The safety-in-numbers effect deserves more attention.  There appears to be no scientific agreement regarding the underlying causality of safety-in-numbers.  The linked authors discuss several mechanisms by which safety-in-numbers could be causal versus a spurious effect.  Writing specifically with respect to cycling we can imagine that greater numbers of cyclists are simply more visible or result in changes in driver behavior.  Alternatively, greater numbers of cyclists could result in slower motor vehicle traffic which results lower risk.  Given the segregated facility question, the facility might attract more risk-adverse cyclists, dissuade drivers from using the street, slow down drivers, or slow down cyclists resulting in lower risk.  Of course, these are just a few examples since one can imagine lots of reasonable mechanisms that result in the observed correlation.  In the end, my take is that segregated cycling facilities should be used with caution to connect comfortable transportation grids with a "residential" pace.  (Jan's conclusion.)

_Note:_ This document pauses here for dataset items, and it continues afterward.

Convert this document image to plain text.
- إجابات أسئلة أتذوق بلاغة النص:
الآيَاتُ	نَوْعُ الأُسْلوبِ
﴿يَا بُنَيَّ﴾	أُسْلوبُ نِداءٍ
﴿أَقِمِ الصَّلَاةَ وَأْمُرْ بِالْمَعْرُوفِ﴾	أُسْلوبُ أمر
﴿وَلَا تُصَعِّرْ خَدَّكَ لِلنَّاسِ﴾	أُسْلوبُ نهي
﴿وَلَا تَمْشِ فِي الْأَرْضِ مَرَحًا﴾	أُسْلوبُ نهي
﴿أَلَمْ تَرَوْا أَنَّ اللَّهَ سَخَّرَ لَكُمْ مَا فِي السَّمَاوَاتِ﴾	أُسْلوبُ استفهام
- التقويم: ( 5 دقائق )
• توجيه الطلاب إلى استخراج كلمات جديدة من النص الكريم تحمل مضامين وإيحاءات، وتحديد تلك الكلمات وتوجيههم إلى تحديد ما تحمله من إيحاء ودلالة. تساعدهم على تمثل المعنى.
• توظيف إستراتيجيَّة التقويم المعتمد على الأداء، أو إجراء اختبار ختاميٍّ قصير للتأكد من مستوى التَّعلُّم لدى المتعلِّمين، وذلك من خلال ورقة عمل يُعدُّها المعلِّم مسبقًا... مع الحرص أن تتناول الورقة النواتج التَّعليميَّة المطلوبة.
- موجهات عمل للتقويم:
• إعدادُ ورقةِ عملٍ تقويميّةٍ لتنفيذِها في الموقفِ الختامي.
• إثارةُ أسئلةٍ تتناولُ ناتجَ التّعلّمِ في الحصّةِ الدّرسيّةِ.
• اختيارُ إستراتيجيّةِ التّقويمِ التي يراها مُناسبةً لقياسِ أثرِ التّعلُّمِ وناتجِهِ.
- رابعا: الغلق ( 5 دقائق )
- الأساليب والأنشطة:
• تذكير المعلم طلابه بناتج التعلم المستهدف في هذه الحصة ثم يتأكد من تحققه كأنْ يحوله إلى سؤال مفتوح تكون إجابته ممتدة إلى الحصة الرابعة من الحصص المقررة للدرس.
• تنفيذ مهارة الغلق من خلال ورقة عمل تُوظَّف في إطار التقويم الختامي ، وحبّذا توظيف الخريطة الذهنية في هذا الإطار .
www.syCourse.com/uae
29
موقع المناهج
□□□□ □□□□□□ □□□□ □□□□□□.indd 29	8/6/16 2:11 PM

The second point is that many of these conversations end up being dominated by people speaking past each other in part due to people assuming the worst from "the other side".  That is, bicycle drivers often assume that facilitators are willing to accept any cycling specific facility regardless of design or environment while facilitators assume that bicycle drivers reject any cycling specific facility.  For what it's worth, I broadly find that there is a lot agreement even if the final conclusion is different.  With the years of heated debate, it will be difficult to move people with a single conversation.  But the first step is to start more civilized discussions without the polemics.